ウォーターゲート事件の再来!?
トランプ降ろしが始まる可能性も

 米国では、今回のFBI長官解任を「ウォーターゲート事件」と比較する報道が見られる。

 「ウォーターゲート事件」を簡単に振り返ってみよう。時の大統領は、共和党のニクソンだった。彼が再選を目指す1972年の大統領選挙中、野党民主党の本部に盗聴器をしかけようとした5人の男が逮捕された。(民主党本部がウォーターゲート・ビルにあったことから、「ウォーターゲート事件」と呼ばれた)。

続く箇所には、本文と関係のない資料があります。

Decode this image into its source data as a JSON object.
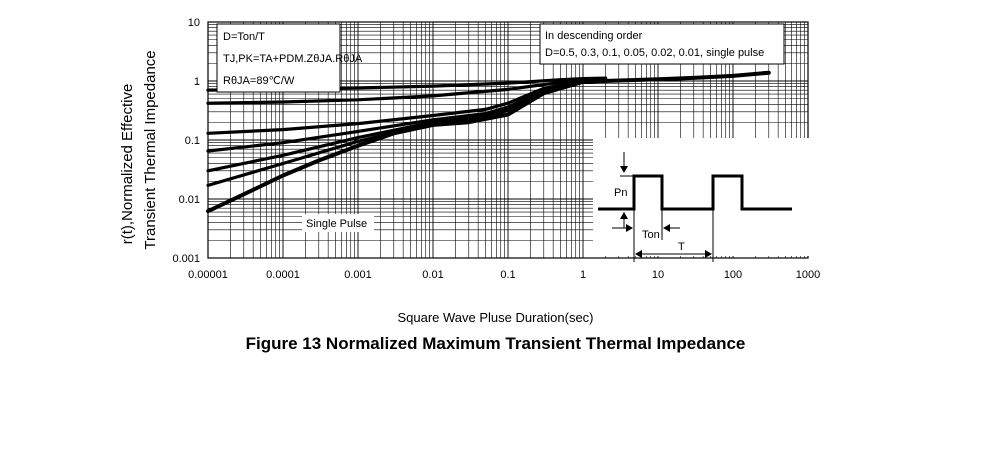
{
  "chart_data": {
    "type": "line",
    "title": "Figure 13 Normalized Maximum Transient Thermal Impedance",
    "xlabel": "Square Wave Pluse Duration(sec)",
    "ylabel_line1": "r(t),Normalized Effective",
    "ylabel_line2": "Transient Thermal Impedance",
    "x_scale": "log",
    "y_scale": "log",
    "xlim": [
      1e-05,
      1000
    ],
    "ylim": [
      0.001,
      10
    ],
    "grid": true,
    "x_ticks": [
      1e-05,
      0.0001,
      0.001,
      0.01,
      0.1,
      1,
      10,
      100,
      1000
    ],
    "x_tick_labels": [
      "0.00001",
      "0.0001",
      "0.001",
      "0.01",
      "0.1",
      "1",
      "10",
      "100",
      "1000"
    ],
    "y_ticks": [
      0.001,
      0.01,
      0.1,
      1,
      10
    ],
    "y_tick_labels": [
      "0.001",
      "0.01",
      "0.1",
      "1",
      "10"
    ],
    "annotations": {
      "formula_d": "D=Ton/T",
      "formula_tj": "TJ,PK=TA+PDM.ZθJA.RθJA",
      "formula_r": "RθJA=89℃/W",
      "order_line1": "In descending order",
      "order_line2": "D=0.5, 0.3, 0.1, 0.05, 0.02, 0.01, single pulse",
      "single_pulse_label": "Single Pulse",
      "inset_pn": "Pn",
      "inset_ton": "Ton",
      "inset_t": "T"
    },
    "series": [
      {
        "name": "D=0.5",
        "x": [
          1e-05,
          0.0001,
          0.001,
          0.01,
          0.1,
          0.5,
          1,
          2
        ],
        "y": [
          0.7,
          0.72,
          0.76,
          0.82,
          0.92,
          1.05,
          1.1,
          1.12
        ]
      },
      {
        "name": "D=0.3",
        "x": [
          1e-05,
          0.0001,
          0.001,
          0.01,
          0.1,
          0.5,
          1,
          2
        ],
        "y": [
          0.42,
          0.44,
          0.48,
          0.56,
          0.72,
          0.95,
          1.05,
          1.1
        ]
      },
      {
        "name": "D=0.1",
        "x": [
          1e-05,
          0.0001,
          0.001,
          0.01,
          0.05,
          0.1,
          0.3,
          1,
          2
        ],
        "y": [
          0.13,
          0.15,
          0.19,
          0.26,
          0.33,
          0.42,
          0.75,
          1.02,
          1.08
        ]
      },
      {
        "name": "D=0.05",
        "x": [
          1e-05,
          0.0001,
          0.001,
          0.01,
          0.05,
          0.1,
          0.3,
          1,
          2
        ],
        "y": [
          0.065,
          0.09,
          0.14,
          0.22,
          0.28,
          0.36,
          0.7,
          1.0,
          1.06
        ]
      },
      {
        "name": "D=0.02",
        "x": [
          1e-05,
          0.0001,
          0.001,
          0.01,
          0.05,
          0.1,
          0.3,
          1,
          2
        ],
        "y": [
          0.03,
          0.055,
          0.11,
          0.2,
          0.25,
          0.33,
          0.68,
          0.99,
          1.05
        ]
      },
      {
        "name": "D=0.01",
        "x": [
          1e-05,
          0.0001,
          0.001,
          0.01,
          0.05,
          0.1,
          0.3,
          1,
          2
        ],
        "y": [
          0.017,
          0.04,
          0.095,
          0.19,
          0.24,
          0.32,
          0.66,
          0.98,
          1.04
        ]
      },
      {
        "name": "single pulse",
        "x": [
          1e-05,
          3e-05,
          0.0001,
          0.0003,
          0.001,
          0.003,
          0.01,
          0.03,
          0.1,
          0.3,
          1,
          3,
          10,
          30,
          100,
          300
        ],
        "y": [
          0.0062,
          0.012,
          0.025,
          0.045,
          0.08,
          0.13,
          0.18,
          0.2,
          0.27,
          0.62,
          0.97,
          1.02,
          1.07,
          1.13,
          1.22,
          1.38
        ]
      }
    ]
  }
}
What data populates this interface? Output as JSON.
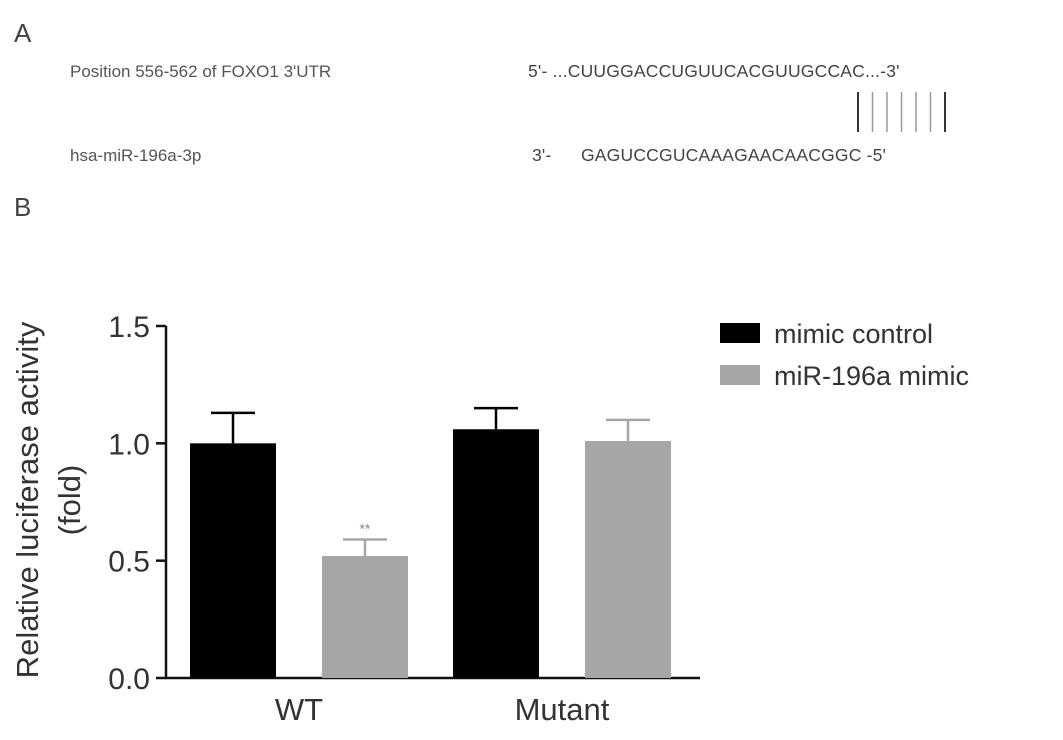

 そして、「盗聴器を仕掛けようとしたグループ」は、「ニクソン大統領再選委員会」の関係者であることがわかった。ニクソン大統領とホワイトハウスは、当初関与を否定したが、後に、実際は深く関わっていたことが明らかになってしまう。

 ニクソンは、事件を調査するために司法長官が指名した特別検察官を解任するなど、「捜査妨害」と見られる言動を繰り返した。
 
 具体的には、ニクソンはリチャードソン司法長官(当時)に、コックス特別検察官を解任するよう要求した。しかしリチャードソンは、これを拒否し、司法長官を辞任してしまう。するとニクソンは、ラッケルズハウス副長官に、「コックス解任」を命令。なんとラッケルズハウスも、これを拒否し、辞任した。結局、当時司法省ナンバー3の地位にあったロバート・ボークが、ニクソンの命令に従い、コックス氏を解任した。

 これでニクソン自身が、辞任に追いこまれることになったのだ。

 自身を捜査しようとしたFBI長官を解任したというトランプの行動は、どうしたってウォーターゲート事件を想起させる。真相はどうあれ、「ロシアゲートの捜査を妨害するためにコミー氏を解任した」と、ほとんどの人が思うだろう。トランプは、ニクソンと同じ失敗をしたのだ。

 そして、コミー氏が去ったからといって、FBIが捜査を止める保証はない。むしろ、野党民主党、共和党の反ロシア派はもちろん、トランプから「フェイクニュース」とバカにされているマスコミ(主にCNN、ABC、ニューヨーク・タイムズなど)、CIAなど諜報機関、ナショナリスト・トランプを嫌う国際金融資本などが、「もっと強力に捜査を進めるよう」FBIに圧力をかけるだろう。そして、何よりも、米国民が「トランプとロシアの真実」を知りたがる。

 5月11日、FBIのアンドリュー・マケイブ長官代行は、上院情報委員会で証言。マケイブ氏は、「ロシア疑惑の捜査は、極めて重要なので、今後も継続する」と約束した。また彼は、「職員の大多数は、コミー長官との間に深くポジティブな関係を築いていた」と語り、「コミー氏のせいで、FBIが大混乱に陥っていた」というトランプの説を一蹴した。

 トランプ自身が「火に油を注いだ」結果、「ロシアゲート」疑惑は、まだまだ続いていきそうだ。トランプには、ニクソンと同じ運命が待ち受けているのだろうか?一つ言えるのは、それを望む敵は多いということだ。